The Story
Why it exists.
The beginning
The name is the concept. 32 degrees, that precise moment when heat stops being pleasant and becomes something you feel pressed against. Vincent Ricord built 32° around a single obsession: the hour when summer stops being a backdrop and becomes the main event. Not the golden morning of it. The thick, inescapable afternoon. The idea was to trap that feeling in a bottle, the slightly altered state of being fully inside a season, when the air itself has weight. The 95% natural formula matters here because Ricord wanted the heat to feel earned, not synthesized. Real materials hold heat differently. They respond to your skin the way actual summer does, unpredictably, intimately, with memory.
The structure is a study in controlled overwhelm. Top notes of pear and freesia arrive cool, almost refreshing, the brief mercy before the main event. Then tuberose takes the stage and doesn't share it. Honeysuckle and ylang-ylang join in, but this is tuberose's show. The coconut and cashmere wood don't fight the florals; they frame them, give the intensity somewhere soft to land. What makes this composition work is that counterpoint, the cool opening, the overwhelming heart, the warm, suede-soft base. It's a complete arc. The 95% natural ingredients mean the tuberose smells real rather than accusatory, creamy rather than synthetic-sharp.
The evolution
The opening hits immediately, neroli and freesia cutting through with that clean, citrus-adjacent brightness. Pear adds an almost effervescent quality, like biting into a ripe one on a hot day. The coolness lasts maybe fifteen minutes. Then the florals take over, and they don't apologize for it. Tuberose arrives bold and creamy, honeysuckle threading sweetness through it, ylang-ylang adding tropical depth. The coconut note is present but doesn't announce itself, it softens the tuberose's sharper edges. This heart phase lasts. And lasts. The suede and white musk in the base begin their slow emergence, blending with the lingering florals until the composition becomes something skin-close and intimate. The Palo Santo adds a subtle smoke, a whisper of something more complex beneath the sweetness. By the end, eight to ten hours later, what's left is warm, soft, barely there.

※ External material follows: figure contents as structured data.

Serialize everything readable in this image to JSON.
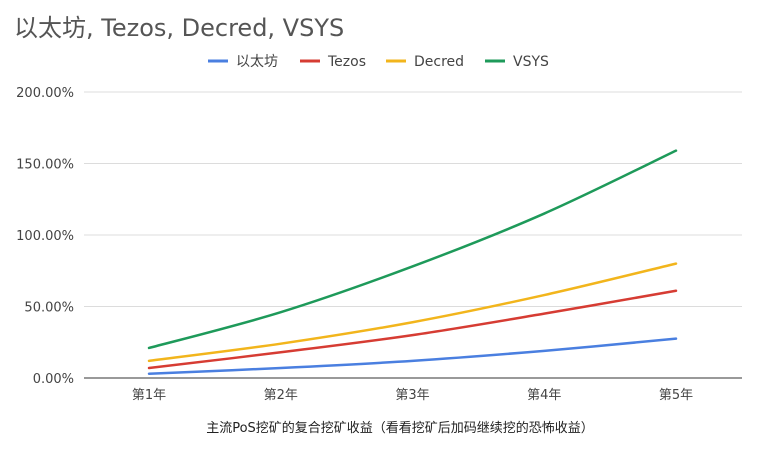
{
  "chart_data": {
    "type": "line",
    "title": "以太坊, Tezos, Decred, VSYS",
    "xlabel": "主流PoS挖矿的复合挖矿收益（看看挖矿后加码继续挖的恐怖收益）",
    "ylabel": "",
    "categories": [
      "第1年",
      "第2年",
      "第3年",
      "第4年",
      "第5年"
    ],
    "ylim": [
      0,
      200
    ],
    "yticks": [
      0,
      50,
      100,
      150,
      200
    ],
    "ytick_labels": [
      "0.00%",
      "50.00%",
      "100.00%",
      "150.00%",
      "200.00%"
    ],
    "grid": true,
    "legend_position": "top",
    "series": [
      {
        "name": "以太坊",
        "color": "#4a7fe0",
        "values": [
          3,
          7,
          12,
          19,
          27.5
        ]
      },
      {
        "name": "Tezos",
        "color": "#d63c33",
        "values": [
          7,
          18,
          30,
          45,
          61
        ]
      },
      {
        "name": "Decred",
        "color": "#f2b51c",
        "values": [
          12,
          24,
          39,
          58,
          80
        ]
      },
      {
        "name": "VSYS",
        "color": "#1e9a5a",
        "values": [
          21,
          46,
          78,
          115,
          159
        ]
      }
    ]
  }
}
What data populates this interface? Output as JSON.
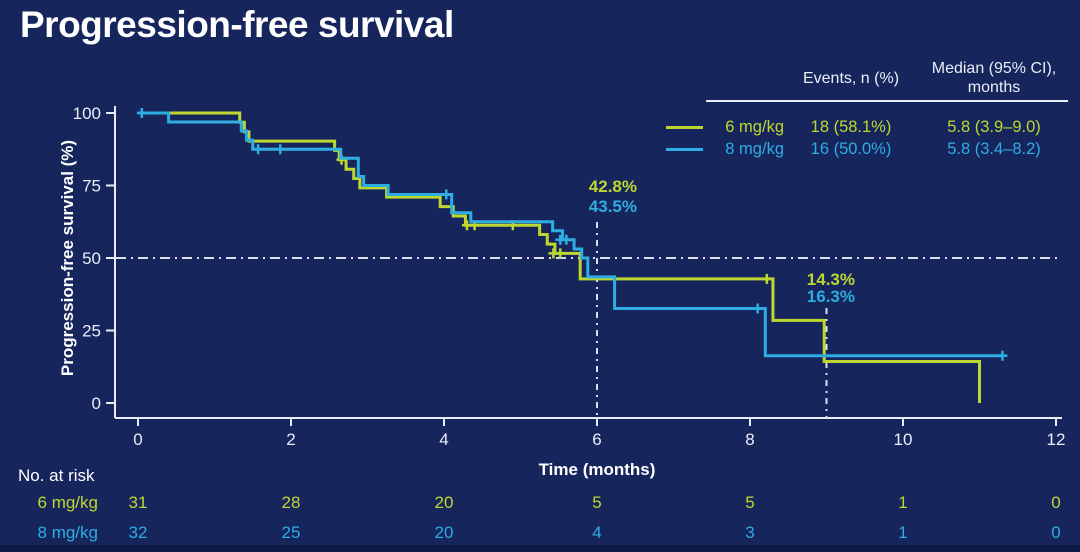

The memory of wearing it rather than the thing itself.
Cultural impact
As a 2025 release, 32° arrives at a moment when wearers are seeking intensity without obviousness, fragrance that performs on skin rather than announcing itself across a room. The strong sillage and longevity profile answers a specific demand: presence that lasts. Among white floral extraits, it occupies a particular position, unapologetic in its tuberose dominance, softened just enough by pear to remain approachable.